Yes, of course literary conflict provides the driving impetus of all narrative. But from time to time every writer earns the right to indulge their desire simply to celebrate beauty or tranquillity.
We’ve just spent eight days cruising down our river, leaving Priory Marina in Bedford for the distant river port of St Ives, twenty nine miles, five and a quarter furlongs (yes, we still measure progress in furlongs!)* downstream from us.
The weather was for the most part fine. Only one shower caught us unawares – but provided welcome relief from the mid-summer heat.
At every turn of the river – and there are many of them – we were greeted by prospects of great charm and beauty. Leaving each of the nine locks we passed through, we found ourselves plunged into a green world, the foliage so thick on either side of the river and overhead, that it brings to mind Andrew Marvel’s wonderful line of “a green thought in a green shade”.**
Another turn brings a line of towering poplars into view, over-topping a copse of oaks and horse chestnuts, the last remnants of their candelabra blossoms serving as nests for a crop of conkers.
And there to the left of us, along the bank, a field of flowering white lilies with their enticing bundles of yellow stamens…
Now, sitting at the tiller on the stern deck of a narrowboat slowly puttering along through mile after mile of great natural beauty has a deep affect on me. It calms me. It erases tension and anxiety. In the parlance of the moment, it is very good for my mental health.

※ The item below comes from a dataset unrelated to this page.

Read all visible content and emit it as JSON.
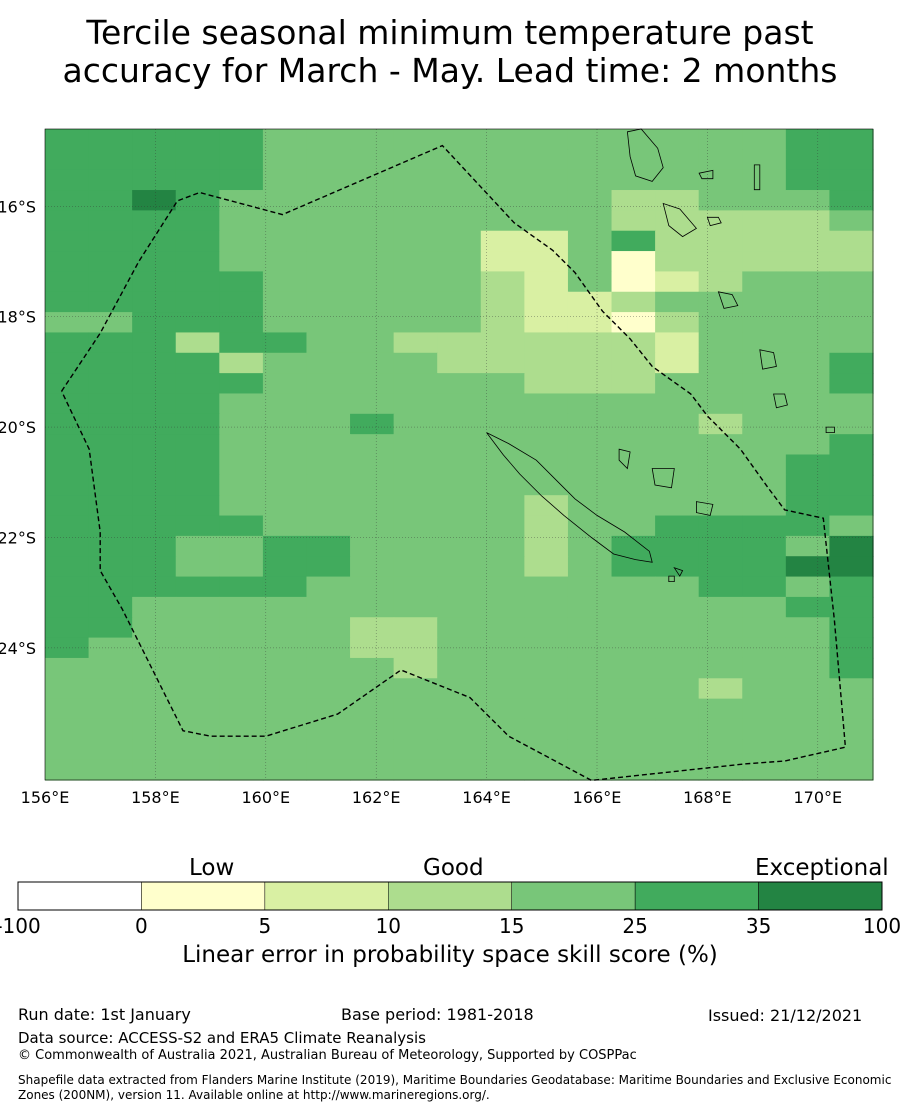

But great mental health is not the subject of story. Story depends on fracture. On being thrown out of your comfort zone. On being confronted by problems and conundrums, puzzles and discord. Serenity is what sometimes lies at the end of the journey. If your protagonist is lucky, resolution takes place only after he has dealt with his demons and overcome his adversaries.
So what message for you, gentle reader, could I possibly derive from eight tranquil days on the water?

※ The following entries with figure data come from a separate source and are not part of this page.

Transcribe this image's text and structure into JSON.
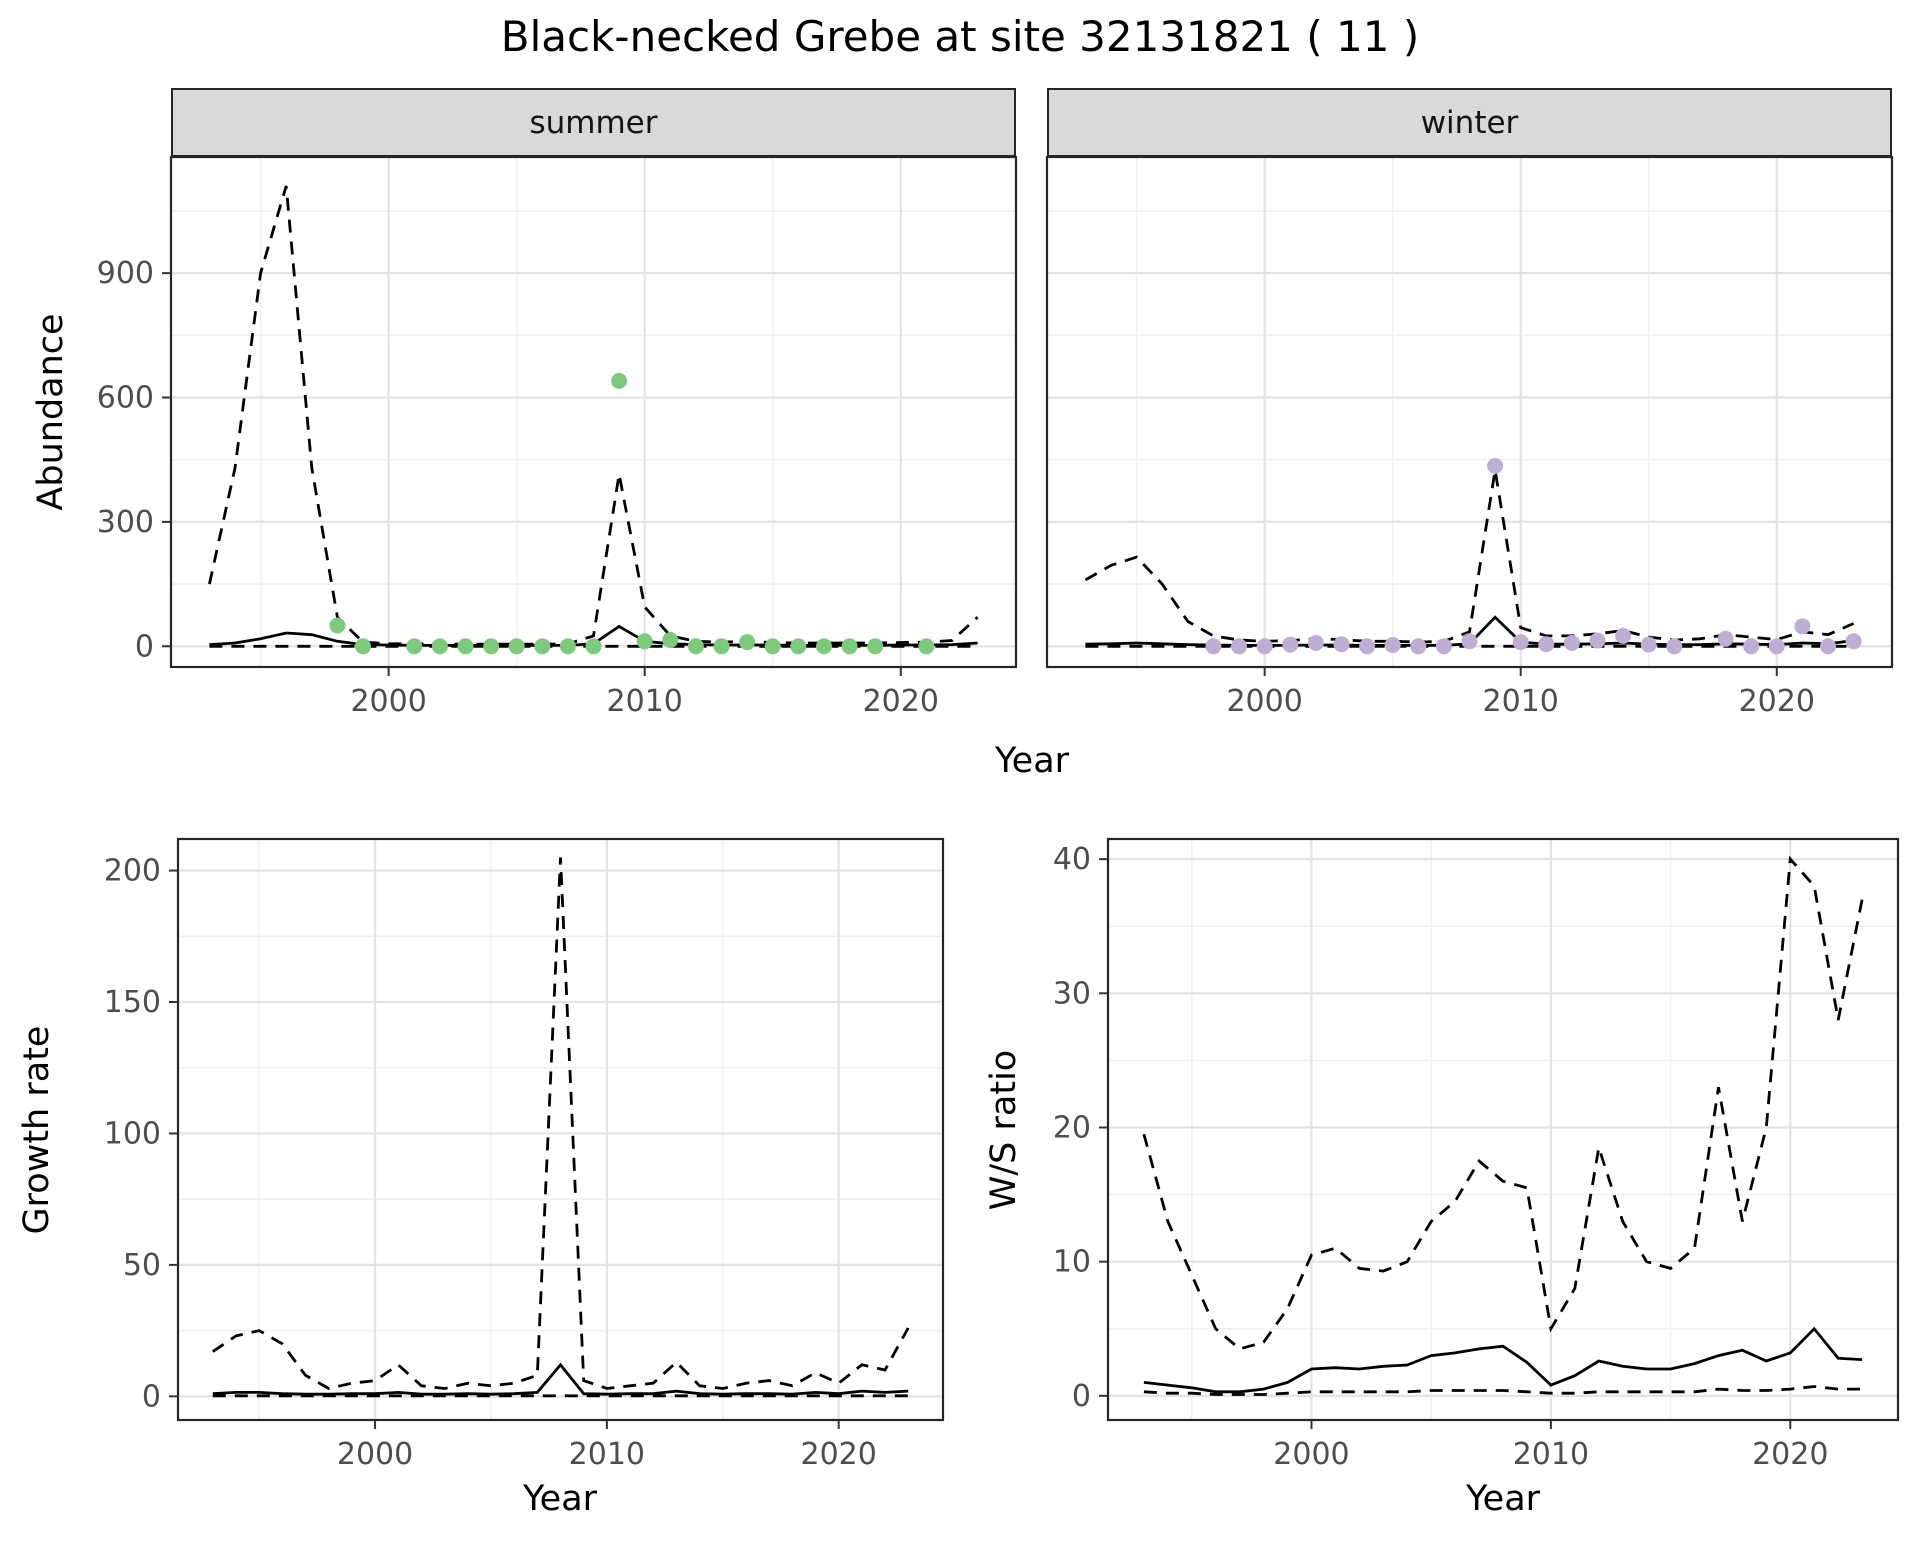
{
  "title": "Black-necked Grebe at site 32131821 ( 11 )",
  "facets": [
    "summer",
    "winter"
  ],
  "colors": {
    "summer_points": "#7FC97F",
    "winter_points": "#BEAED4",
    "line": "#000000",
    "strip_background": "#D9D9D9"
  },
  "chart_data": [
    {
      "id": "abundance-summer",
      "type": "line",
      "facet": "summer",
      "xlabel": "Year",
      "ylabel": "Abundance",
      "grid": true,
      "legend": "none",
      "xlim": [
        1991.5,
        2024.5
      ],
      "ylim": [
        -50,
        1180
      ],
      "xticks": [
        2000,
        2010,
        2020
      ],
      "xminor": [
        1995,
        2005,
        2015
      ],
      "yticks": [
        0,
        300,
        600,
        900
      ],
      "yminor": [
        150,
        450,
        750,
        1050
      ],
      "x": [
        1993,
        1994,
        1995,
        1996,
        1997,
        1998,
        1999,
        2000,
        2001,
        2002,
        2003,
        2004,
        2005,
        2006,
        2007,
        2008,
        2009,
        2010,
        2011,
        2012,
        2013,
        2014,
        2015,
        2016,
        2017,
        2018,
        2019,
        2020,
        2021,
        2022,
        2023
      ],
      "series": [
        {
          "name": "upper_ci",
          "style": "dashed",
          "values": [
            150,
            430,
            900,
            1110,
            430,
            70,
            10,
            6,
            6,
            5,
            5,
            5,
            5,
            5,
            6,
            25,
            415,
            95,
            25,
            12,
            10,
            12,
            9,
            8,
            8,
            8,
            8,
            9,
            10,
            14,
            70
          ]
        },
        {
          "name": "modelled_mean",
          "style": "solid",
          "values": [
            4,
            8,
            18,
            32,
            28,
            12,
            4,
            3,
            2,
            2,
            2,
            2,
            2,
            2,
            2,
            6,
            48,
            12,
            6,
            4,
            3,
            3,
            3,
            2,
            2,
            2,
            2,
            3,
            3,
            4,
            8
          ]
        },
        {
          "name": "lower_ci",
          "style": "dashed",
          "values": [
            0,
            0,
            0,
            0,
            0,
            0,
            0,
            0,
            0,
            0,
            0,
            0,
            0,
            0,
            0,
            0,
            0,
            0,
            0,
            0,
            0,
            0,
            0,
            0,
            0,
            0,
            0,
            0,
            0,
            0,
            0
          ]
        }
      ],
      "points": {
        "name": "observed_counts",
        "color": "#7FC97F",
        "x": [
          1998,
          1999,
          2001,
          2002,
          2003,
          2004,
          2005,
          2006,
          2007,
          2008,
          2009,
          2010,
          2011,
          2012,
          2013,
          2014,
          2015,
          2016,
          2017,
          2018,
          2019,
          2021
        ],
        "y": [
          50,
          0,
          0,
          0,
          0,
          0,
          0,
          0,
          0,
          0,
          640,
          12,
          15,
          0,
          0,
          10,
          0,
          0,
          0,
          0,
          0,
          0
        ]
      }
    },
    {
      "id": "abundance-winter",
      "type": "line",
      "facet": "winter",
      "xlabel": "Year",
      "ylabel": "Abundance",
      "grid": true,
      "legend": "none",
      "xlim": [
        1991.5,
        2024.5
      ],
      "ylim": [
        -50,
        1180
      ],
      "xticks": [
        2000,
        2010,
        2020
      ],
      "xminor": [
        1995,
        2005,
        2015
      ],
      "yticks": [
        0,
        300,
        600,
        900
      ],
      "yminor": [
        150,
        450,
        750,
        1050
      ],
      "x": [
        1993,
        1994,
        1995,
        1996,
        1997,
        1998,
        1999,
        2000,
        2001,
        2002,
        2003,
        2004,
        2005,
        2006,
        2007,
        2008,
        2009,
        2010,
        2011,
        2012,
        2013,
        2014,
        2015,
        2016,
        2017,
        2018,
        2019,
        2020,
        2021,
        2022,
        2023
      ],
      "series": [
        {
          "name": "upper_ci",
          "style": "dashed",
          "values": [
            160,
            195,
            215,
            150,
            60,
            25,
            15,
            12,
            14,
            18,
            16,
            12,
            12,
            10,
            12,
            35,
            425,
            45,
            25,
            25,
            30,
            38,
            22,
            15,
            18,
            28,
            22,
            16,
            35,
            28,
            55
          ]
        },
        {
          "name": "modelled_mean",
          "style": "solid",
          "values": [
            5,
            6,
            8,
            6,
            4,
            3,
            2,
            2,
            2,
            3,
            3,
            2,
            2,
            2,
            2,
            6,
            70,
            10,
            5,
            5,
            6,
            8,
            5,
            4,
            4,
            6,
            5,
            4,
            8,
            6,
            14
          ]
        },
        {
          "name": "lower_ci",
          "style": "dashed",
          "values": [
            0,
            0,
            0,
            0,
            0,
            0,
            0,
            0,
            0,
            0,
            0,
            0,
            0,
            0,
            0,
            0,
            0,
            0,
            0,
            0,
            0,
            0,
            0,
            0,
            0,
            0,
            0,
            0,
            0,
            0,
            0
          ]
        }
      ],
      "points": {
        "name": "observed_counts",
        "color": "#BEAED4",
        "x": [
          1998,
          1999,
          2000,
          2001,
          2002,
          2003,
          2004,
          2005,
          2006,
          2007,
          2008,
          2009,
          2010,
          2011,
          2012,
          2013,
          2014,
          2015,
          2016,
          2018,
          2019,
          2020,
          2021,
          2022,
          2023
        ],
        "y": [
          0,
          0,
          0,
          4,
          8,
          5,
          0,
          3,
          0,
          0,
          12,
          435,
          10,
          5,
          8,
          14,
          25,
          4,
          0,
          18,
          0,
          0,
          48,
          0,
          12
        ]
      }
    },
    {
      "id": "growth-rate",
      "type": "line",
      "facet": null,
      "xlabel": "Year",
      "ylabel": "Growth rate",
      "grid": true,
      "legend": "none",
      "xlim": [
        1991.5,
        2024.5
      ],
      "ylim": [
        -9,
        212
      ],
      "xticks": [
        2000,
        2010,
        2020
      ],
      "xminor": [
        1995,
        2005,
        2015
      ],
      "yticks": [
        0,
        50,
        100,
        150,
        200
      ],
      "yminor": [
        25,
        75,
        125,
        175
      ],
      "x": [
        1993,
        1994,
        1995,
        1996,
        1997,
        1998,
        1999,
        2000,
        2001,
        2002,
        2003,
        2004,
        2005,
        2006,
        2007,
        2008,
        2009,
        2010,
        2011,
        2012,
        2013,
        2014,
        2015,
        2016,
        2017,
        2018,
        2019,
        2020,
        2021,
        2022,
        2023
      ],
      "series": [
        {
          "name": "upper_ci",
          "style": "dashed",
          "values": [
            17,
            23,
            25,
            20,
            8,
            3,
            5,
            6,
            12,
            4,
            3,
            5,
            4,
            5,
            8,
            205,
            6,
            3,
            4,
            5,
            13,
            4,
            3,
            5,
            6,
            4,
            9,
            5,
            12,
            10,
            26
          ]
        },
        {
          "name": "modelled_mean",
          "style": "solid",
          "values": [
            1,
            1.5,
            1.5,
            1,
            0.8,
            0.8,
            1,
            1,
            1.5,
            0.8,
            0.8,
            1,
            0.8,
            1,
            1.5,
            12,
            1,
            0.8,
            1,
            1,
            2,
            1,
            0.8,
            1,
            1,
            0.8,
            1.5,
            1,
            2,
            1.5,
            2
          ]
        },
        {
          "name": "lower_ci",
          "style": "dashed",
          "values": [
            0.2,
            0.2,
            0.2,
            0.2,
            0.2,
            0.2,
            0.2,
            0.2,
            0.2,
            0.2,
            0.2,
            0.2,
            0.2,
            0.2,
            0.2,
            0.2,
            0.2,
            0.2,
            0.2,
            0.2,
            0.2,
            0.2,
            0.2,
            0.2,
            0.2,
            0.2,
            0.2,
            0.2,
            0.2,
            0.2,
            0.2
          ]
        }
      ],
      "points": null
    },
    {
      "id": "ws-ratio",
      "type": "line",
      "facet": null,
      "xlabel": "Year",
      "ylabel": "W/S ratio",
      "grid": true,
      "legend": "none",
      "xlim": [
        1991.5,
        2024.5
      ],
      "ylim": [
        -1.8,
        41.5
      ],
      "xticks": [
        2000,
        2010,
        2020
      ],
      "xminor": [
        1995,
        2005,
        2015
      ],
      "yticks": [
        0,
        10,
        20,
        30,
        40
      ],
      "yminor": [
        5,
        15,
        25,
        35
      ],
      "x": [
        1993,
        1994,
        1995,
        1996,
        1997,
        1998,
        1999,
        2000,
        2001,
        2002,
        2003,
        2004,
        2005,
        2006,
        2007,
        2008,
        2009,
        2010,
        2011,
        2012,
        2013,
        2014,
        2015,
        2016,
        2017,
        2018,
        2019,
        2020,
        2021,
        2022,
        2023
      ],
      "series": [
        {
          "name": "upper_ci",
          "style": "dashed",
          "values": [
            19.5,
            13,
            9,
            5,
            3.5,
            4,
            6.5,
            10.5,
            11,
            9.5,
            9.3,
            10,
            13,
            14.5,
            17.5,
            16,
            15.5,
            5,
            8,
            18.5,
            13,
            10,
            9.5,
            11,
            23,
            13,
            20,
            40,
            38,
            28,
            37
          ]
        },
        {
          "name": "modelled_mean",
          "style": "solid",
          "values": [
            1,
            0.8,
            0.6,
            0.3,
            0.3,
            0.5,
            1,
            2,
            2.1,
            2,
            2.2,
            2.3,
            3,
            3.2,
            3.5,
            3.7,
            2.5,
            0.8,
            1.5,
            2.6,
            2.2,
            2,
            2,
            2.4,
            3,
            3.4,
            2.6,
            3.2,
            5,
            2.8,
            2.7
          ]
        },
        {
          "name": "lower_ci",
          "style": "dashed",
          "values": [
            0.3,
            0.2,
            0.2,
            0.1,
            0.1,
            0.1,
            0.2,
            0.3,
            0.3,
            0.3,
            0.3,
            0.3,
            0.4,
            0.4,
            0.4,
            0.4,
            0.3,
            0.2,
            0.2,
            0.3,
            0.3,
            0.3,
            0.3,
            0.3,
            0.5,
            0.4,
            0.4,
            0.5,
            0.7,
            0.5,
            0.5
          ]
        }
      ],
      "points": null
    }
  ]
}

And that’s when I decided not to seek discord where none exists, but to celebrate, for this moment at least, the uncomplicated natural world of the river and its environs.
Four days after we set off, I brought Patience gently up against the town quay in St Ives, slipping neatly into the last slot between a cruiser and a flight of stone steps leading up from the river. I turned off the engine, and with my companions tied up securely to the bollards above us.

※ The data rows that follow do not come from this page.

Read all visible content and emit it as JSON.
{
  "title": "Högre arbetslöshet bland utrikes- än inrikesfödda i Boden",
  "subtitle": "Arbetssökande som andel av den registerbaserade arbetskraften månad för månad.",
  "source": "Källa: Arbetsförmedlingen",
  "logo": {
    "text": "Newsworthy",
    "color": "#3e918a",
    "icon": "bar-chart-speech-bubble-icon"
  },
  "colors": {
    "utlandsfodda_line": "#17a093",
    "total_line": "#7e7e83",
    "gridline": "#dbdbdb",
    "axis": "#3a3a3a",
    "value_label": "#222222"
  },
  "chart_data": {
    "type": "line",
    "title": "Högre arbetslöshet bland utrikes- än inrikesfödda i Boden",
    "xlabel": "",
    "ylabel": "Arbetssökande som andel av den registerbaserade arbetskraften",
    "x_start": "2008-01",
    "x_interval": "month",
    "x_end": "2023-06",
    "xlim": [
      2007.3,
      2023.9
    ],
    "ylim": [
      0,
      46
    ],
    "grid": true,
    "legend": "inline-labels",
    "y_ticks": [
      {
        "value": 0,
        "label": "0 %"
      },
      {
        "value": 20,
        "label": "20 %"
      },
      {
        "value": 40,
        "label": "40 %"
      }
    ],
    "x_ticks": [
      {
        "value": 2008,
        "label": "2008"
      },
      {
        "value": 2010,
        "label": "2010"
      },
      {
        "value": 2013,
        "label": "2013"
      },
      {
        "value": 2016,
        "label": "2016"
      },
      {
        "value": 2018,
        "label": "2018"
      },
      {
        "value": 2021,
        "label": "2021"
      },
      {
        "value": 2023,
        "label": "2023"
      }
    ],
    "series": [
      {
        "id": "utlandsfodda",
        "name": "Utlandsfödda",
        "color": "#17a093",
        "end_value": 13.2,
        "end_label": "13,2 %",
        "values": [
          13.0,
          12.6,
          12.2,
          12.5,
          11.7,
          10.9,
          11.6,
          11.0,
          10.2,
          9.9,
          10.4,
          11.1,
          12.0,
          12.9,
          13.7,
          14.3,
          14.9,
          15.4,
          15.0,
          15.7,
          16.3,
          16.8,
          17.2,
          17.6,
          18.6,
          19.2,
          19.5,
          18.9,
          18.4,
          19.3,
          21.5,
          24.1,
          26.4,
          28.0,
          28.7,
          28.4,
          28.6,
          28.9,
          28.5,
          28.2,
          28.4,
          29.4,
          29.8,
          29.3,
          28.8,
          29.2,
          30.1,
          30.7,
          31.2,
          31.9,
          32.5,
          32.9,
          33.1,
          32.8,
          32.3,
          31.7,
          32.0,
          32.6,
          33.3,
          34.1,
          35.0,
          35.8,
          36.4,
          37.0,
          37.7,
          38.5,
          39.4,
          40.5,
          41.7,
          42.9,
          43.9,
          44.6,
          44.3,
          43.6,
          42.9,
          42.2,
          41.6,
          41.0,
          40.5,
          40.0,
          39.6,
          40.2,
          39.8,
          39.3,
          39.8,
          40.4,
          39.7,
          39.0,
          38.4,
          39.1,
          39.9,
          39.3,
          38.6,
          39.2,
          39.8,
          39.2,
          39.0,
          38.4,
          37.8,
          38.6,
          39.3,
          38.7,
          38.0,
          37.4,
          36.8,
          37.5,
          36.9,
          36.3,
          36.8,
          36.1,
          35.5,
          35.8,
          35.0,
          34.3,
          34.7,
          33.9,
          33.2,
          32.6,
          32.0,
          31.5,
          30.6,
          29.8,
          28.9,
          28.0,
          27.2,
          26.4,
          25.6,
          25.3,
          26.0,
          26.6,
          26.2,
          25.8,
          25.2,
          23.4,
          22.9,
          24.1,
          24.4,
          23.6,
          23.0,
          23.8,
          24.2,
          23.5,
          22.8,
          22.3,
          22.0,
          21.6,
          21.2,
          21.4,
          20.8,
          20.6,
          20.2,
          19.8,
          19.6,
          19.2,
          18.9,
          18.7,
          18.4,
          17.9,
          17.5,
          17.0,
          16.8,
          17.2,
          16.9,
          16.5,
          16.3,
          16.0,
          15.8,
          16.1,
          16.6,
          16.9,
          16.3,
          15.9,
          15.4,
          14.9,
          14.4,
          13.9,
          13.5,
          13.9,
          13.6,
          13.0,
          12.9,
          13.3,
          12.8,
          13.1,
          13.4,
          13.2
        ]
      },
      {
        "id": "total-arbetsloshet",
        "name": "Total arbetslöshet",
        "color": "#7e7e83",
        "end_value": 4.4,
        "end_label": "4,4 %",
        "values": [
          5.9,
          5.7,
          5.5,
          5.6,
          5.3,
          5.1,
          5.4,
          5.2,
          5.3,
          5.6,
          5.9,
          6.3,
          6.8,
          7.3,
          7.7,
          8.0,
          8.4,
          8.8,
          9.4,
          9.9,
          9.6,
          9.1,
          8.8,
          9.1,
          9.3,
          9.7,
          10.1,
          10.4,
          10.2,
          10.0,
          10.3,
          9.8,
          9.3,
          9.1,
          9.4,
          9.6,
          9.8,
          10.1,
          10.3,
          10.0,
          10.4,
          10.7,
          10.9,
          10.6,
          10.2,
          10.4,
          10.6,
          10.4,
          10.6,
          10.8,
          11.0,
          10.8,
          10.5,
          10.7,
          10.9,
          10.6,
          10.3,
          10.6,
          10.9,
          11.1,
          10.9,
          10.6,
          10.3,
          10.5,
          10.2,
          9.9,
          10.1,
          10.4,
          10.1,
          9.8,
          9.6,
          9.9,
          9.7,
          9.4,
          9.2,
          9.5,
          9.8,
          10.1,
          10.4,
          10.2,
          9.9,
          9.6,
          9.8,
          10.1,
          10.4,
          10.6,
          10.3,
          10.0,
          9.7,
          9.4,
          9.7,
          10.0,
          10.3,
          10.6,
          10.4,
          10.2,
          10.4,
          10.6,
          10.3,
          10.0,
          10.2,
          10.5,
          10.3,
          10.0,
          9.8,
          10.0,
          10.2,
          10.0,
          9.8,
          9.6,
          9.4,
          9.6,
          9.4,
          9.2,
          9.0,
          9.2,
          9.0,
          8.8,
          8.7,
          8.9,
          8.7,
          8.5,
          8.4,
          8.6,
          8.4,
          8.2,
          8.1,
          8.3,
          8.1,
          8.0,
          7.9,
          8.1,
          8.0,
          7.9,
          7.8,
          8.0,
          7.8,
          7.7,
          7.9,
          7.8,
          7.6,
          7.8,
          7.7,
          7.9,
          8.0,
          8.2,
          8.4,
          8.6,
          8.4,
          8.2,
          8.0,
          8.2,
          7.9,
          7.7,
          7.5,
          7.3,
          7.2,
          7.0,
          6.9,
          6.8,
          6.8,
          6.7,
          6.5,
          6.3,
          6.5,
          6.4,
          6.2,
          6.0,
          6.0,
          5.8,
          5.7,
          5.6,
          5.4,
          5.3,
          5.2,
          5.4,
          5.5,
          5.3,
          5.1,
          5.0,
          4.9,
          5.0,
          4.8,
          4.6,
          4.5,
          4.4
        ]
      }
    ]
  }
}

And a passage occurred to me from Kenneth Grahame’s The Wind in the Willows. It was drawn to my attention by a very useful website*** we use to plan our voyages. Every day they post a quotation that relates in one way or another to the endless pleasures of the waterways of the United Kingdom. Here it is:
“Leaving the main stream, they now passed into what seemed at first sight like a little land-locked lake. Green turf sloped down to either edge, brown snaky tree-roots gleamed below the surface of the quiet water, while ahead of them the silvery shoulder and foamy tumble of a weir, arm-in-arm with a restless dripping mill-wheel, that held up in its turn a grey-gabled mill-house, filled the air with a soothing murmur of sound, dull and smothery, yet with little clear voices speaking up cheerfully out of it at intervals. It was so very beautiful that the Mole could only hold up both forepaws and gasp, ‘O my! O my! O my!’”
Happy writing,
Richard
* That’s 47 kilometres, more or less, in the decimal world. A furlong was originally defined as the distance a team of oxen could plough without resting.
** Here’s the enigmatic stanza in which that line occurs:
Meanwhile the mind, from pleasure less,
Withdraws into its happiness;
The mind, that ocean where each kind
Does straight its own resemblance find,
Yet it creates, transcending these,
Far other worlds, and other seas;
Annihilating all that’s made
To a green thought in a green shade.